Before the crisis, tension between the U.S. and Honduras rose over the strengthening of ties between the latter and China. U.S. Vice President Mike Spence warned Hernandez about the wide access to various economic projects his country offers China.
Honduras and Guatemala are considered two of the friendliest countries to Israel in Latin America. It was discernable that Guatemela's close relationship with Israel – especially its decision to move the embassy to Jerusalem – affected its relations with the Trump administration for the better.
As reported by Haaretz in September, the U.S. was apathetic to the increasing corruption in Guatemala in the months following its embassy's move to Jerusalem.
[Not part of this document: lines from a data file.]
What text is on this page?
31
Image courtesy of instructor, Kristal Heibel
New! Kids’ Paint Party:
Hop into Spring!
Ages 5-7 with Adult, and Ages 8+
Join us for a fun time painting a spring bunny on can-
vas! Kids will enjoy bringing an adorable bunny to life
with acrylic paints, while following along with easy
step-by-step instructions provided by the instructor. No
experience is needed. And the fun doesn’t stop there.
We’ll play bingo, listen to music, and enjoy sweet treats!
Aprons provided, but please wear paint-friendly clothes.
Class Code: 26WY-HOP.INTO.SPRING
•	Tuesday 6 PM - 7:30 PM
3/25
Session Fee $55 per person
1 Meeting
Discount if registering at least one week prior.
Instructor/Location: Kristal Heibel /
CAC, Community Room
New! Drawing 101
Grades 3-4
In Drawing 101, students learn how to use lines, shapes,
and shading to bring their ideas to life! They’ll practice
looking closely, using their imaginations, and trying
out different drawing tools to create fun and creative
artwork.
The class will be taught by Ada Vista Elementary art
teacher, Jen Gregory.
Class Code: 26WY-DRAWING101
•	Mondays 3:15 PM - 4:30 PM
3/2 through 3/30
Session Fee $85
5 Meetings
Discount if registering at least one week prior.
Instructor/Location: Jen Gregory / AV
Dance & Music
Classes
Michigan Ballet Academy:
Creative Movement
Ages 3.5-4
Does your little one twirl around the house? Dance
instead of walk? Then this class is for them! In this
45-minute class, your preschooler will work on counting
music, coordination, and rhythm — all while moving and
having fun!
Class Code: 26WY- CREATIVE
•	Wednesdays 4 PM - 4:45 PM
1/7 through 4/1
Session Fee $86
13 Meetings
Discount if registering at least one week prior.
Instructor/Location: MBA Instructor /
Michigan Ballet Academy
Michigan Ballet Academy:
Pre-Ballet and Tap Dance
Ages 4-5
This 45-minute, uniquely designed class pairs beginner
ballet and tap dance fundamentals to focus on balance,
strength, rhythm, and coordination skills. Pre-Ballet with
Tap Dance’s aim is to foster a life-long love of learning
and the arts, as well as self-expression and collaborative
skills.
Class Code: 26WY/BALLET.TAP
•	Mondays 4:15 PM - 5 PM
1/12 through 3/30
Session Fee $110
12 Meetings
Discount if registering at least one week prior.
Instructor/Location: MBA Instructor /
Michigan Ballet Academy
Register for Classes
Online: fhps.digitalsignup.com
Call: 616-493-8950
This was contrary to the strict line taken by the White House in the months preceding the transfer, with administration officials expressing support for an international investigation into the corruption there.
In addition to meeting with Pompeo, Netanyahu also held talks with Chilean President Sebastian Pinera, Hungarian Prime Minister Viktor Orban, Serbian President Aleksander Vucic and other world leaders. Regarding Netanyahu's meeting with Pompeo, the official on Netanyahu's plane said the Israeli leader had eight requests, seven of which Pompeo granted. With Orban, Netanyahu discussed pushing for the leaders of the Visegrad countries – Hungary, Czech Republic, Poland and Slovakia – to visit Israel, as well as security collaborations. Netanyahu discussed advancing direct flights from Chile to Israel through Africa with Pinera.